Saturday, October 24, 2015

Siapakah yang Pantas Disebut Ulama ( Orang Alim ) ?

Siapa yang dinamakan Ulama?
Terdapat beberapa ungkapan ulama dalam mendefinisikan ulama. Ibnu Juraij rahimahullah menukilkan (pendapat) dari ‘Atha, beliau berkata: “Barangsiapa yang mengenal Allah, maka dia adalah orang alim.” [Jami’ Bayan Ilmu wa Fadhlih, hal. 49]
Asy-Syaikh Ibnu ‘Utsaimin rahimahullah dalam kitab beliau Kitabul ‘Ilmi mengatakan: “Ulama adalah orang yang ilmunya menyampaikan mereka kepada sifat takut kepada Allah.” [Kitabul ‘Ilmi hal. 147]
Badruddin Al-Kinani rahimahullah mengatakan: “Mereka (para ulama) adalah orang-orang yang menjelaskan segala apa yang dihalalkan dan diharamkan, dan mengajak kepada kebaikan serta menjauhkan segala bentuk kemudharatan.” [Tadzkiratus Sami’ hal. 31]

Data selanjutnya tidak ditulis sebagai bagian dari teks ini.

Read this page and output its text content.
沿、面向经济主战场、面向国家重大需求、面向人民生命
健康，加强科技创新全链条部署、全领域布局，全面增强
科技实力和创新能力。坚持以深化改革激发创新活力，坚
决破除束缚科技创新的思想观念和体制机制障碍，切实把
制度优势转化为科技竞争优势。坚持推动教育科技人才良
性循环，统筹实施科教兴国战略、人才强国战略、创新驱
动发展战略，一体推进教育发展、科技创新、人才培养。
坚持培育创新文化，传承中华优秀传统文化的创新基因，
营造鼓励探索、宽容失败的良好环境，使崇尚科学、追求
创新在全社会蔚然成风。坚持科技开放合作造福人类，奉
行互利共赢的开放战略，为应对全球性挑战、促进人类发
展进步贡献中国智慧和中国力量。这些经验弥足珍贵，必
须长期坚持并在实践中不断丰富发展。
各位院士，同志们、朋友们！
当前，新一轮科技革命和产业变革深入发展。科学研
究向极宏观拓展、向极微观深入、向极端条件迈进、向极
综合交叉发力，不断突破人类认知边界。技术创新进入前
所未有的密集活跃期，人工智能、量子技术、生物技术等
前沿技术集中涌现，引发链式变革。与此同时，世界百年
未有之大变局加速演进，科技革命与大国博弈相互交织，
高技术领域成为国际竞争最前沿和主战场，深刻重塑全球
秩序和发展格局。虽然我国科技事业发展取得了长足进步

Abdus Salam bin Barjas rahimahullah mengatakan: “Orang yang pantas untuk disebut sebagai ulama jumlahnya sangat sedikit dan tidak berlebihan jika kita mengatakan jarang. Yang demikian itu karena sifat-sifat seorang ulama mayoritasnya tidak akan terwujud pada diri orang-orang yang menisbahkan diri kepada ilmu pada masa ini. Bukan dinamakan ulama bila sekedar fasih dalam berbicara atau pandai menulis, orang yang menyebarluaskan karya-karya atau orang yang men-tahqiq kitab-kitab yang masih dalam tulisan tangan. Jika ulama ditimbang dengan hal ini, maka cukup (terlalu banyak yang dikatakan ulama -ed- ).

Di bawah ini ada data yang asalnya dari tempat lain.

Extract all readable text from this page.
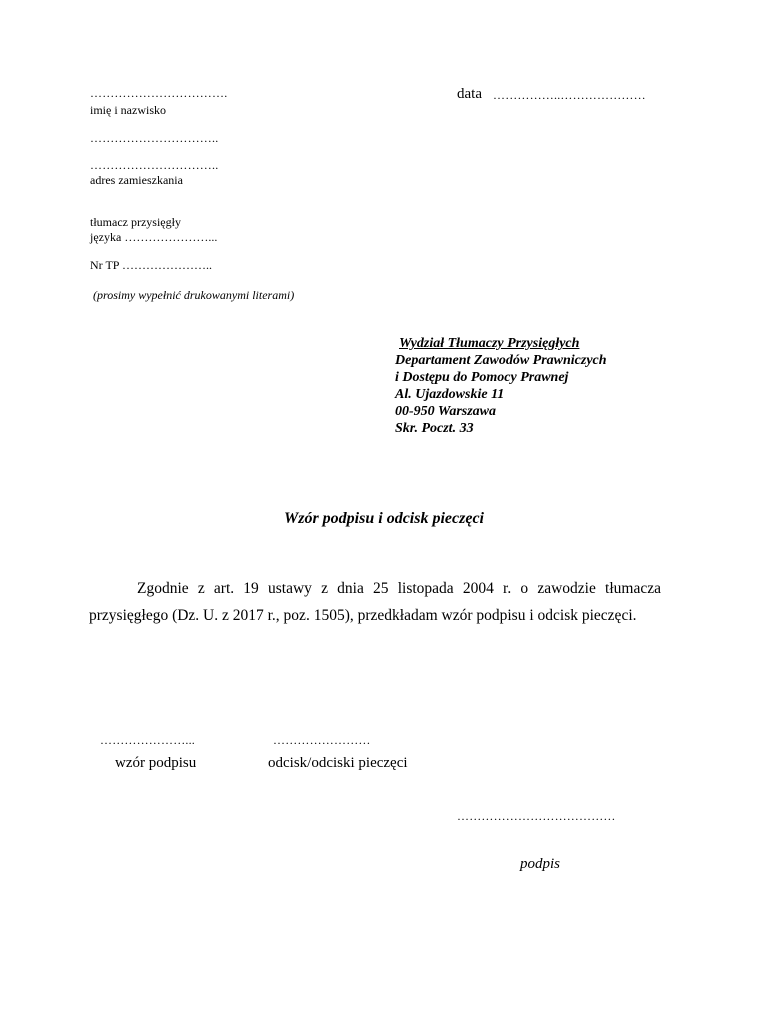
…………………………….
imię i nazwisko
data ……………..…………………
…………………………..
…………………………..
adres zamieszkania
tłumacz przysięgły
języka …………………...
Nr TP …………………..
(prosimy wypełnić drukowanymi literami)
Wydział Tłumaczy Przysięgłych
Departament Zawodów Prawniczych
i Dostępu do Pomocy Prawnej
Al. Ujazdowskie 11
00-950 Warszawa
Skr. Poczt. 33
Wzór podpisu i odcisk pieczęci
Zgodnie z art. 19 ustawy z dnia 25 listopada 2004 r. o zawodzie tłumacza przysięgłego (Dz. U. z 2017 r., poz. 1505), przedkładam wzór podpisu i odcisk pieczęci.
…………………...
wzór podpisu
……………………
odcisk/odciski pieczęci
…………………………………
podpis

Namun penggambaran seperti inilah yang terbetik di benak orang-orang yang tidak berilmu. Oleh karena itu mereka tertipu dengan kefasihan seseorang dan kepandaiannya berkarya tulis, padahal ia bukan ulama. Ini semua menjadikan orang-orang takjub. Ulama yang hakiki adalah seorang yang mendalami ilmu agama, mengetahui hukum-hukum Al Quran dan As Sunnah, mengetahui ilmu ushul fiqih seperti nasikh dan mansukh, mutlak, muqayyad, mujmal, mufassar, dan menggali ucapan-ucapan salaf terhadap apa yang mereka perselisihkan.” [Wujubul Irtibath bi ‘Ulama hal. 8]

Allah subhanahu wata’ala menjelaskan ciri khas seorang ulama yang membedakannya dengan kebanyakan orang yang hanya mengaku berilmu. Allah ta'ala berfirman:

إنما يخشى الله من عباده العلماء

“Sesungguhnya diantara hamba-hambanNya yang paling takut kepada Allah adalah ulama.” [Fathir: 28]

Ciri-ciri Ulama

Pembahasan ini bertujuan untuk mengetahui siapa sesungguhnya yang pantas untuk menyandang gelar ulama dan bagaimana besar jasa mereka dalam menyelamatkan Islam dan muslimin dari rongrongan penjahat agama, mulai dari masa terbaik umat yaitu generasi shahabat hingga masa kita sekarang.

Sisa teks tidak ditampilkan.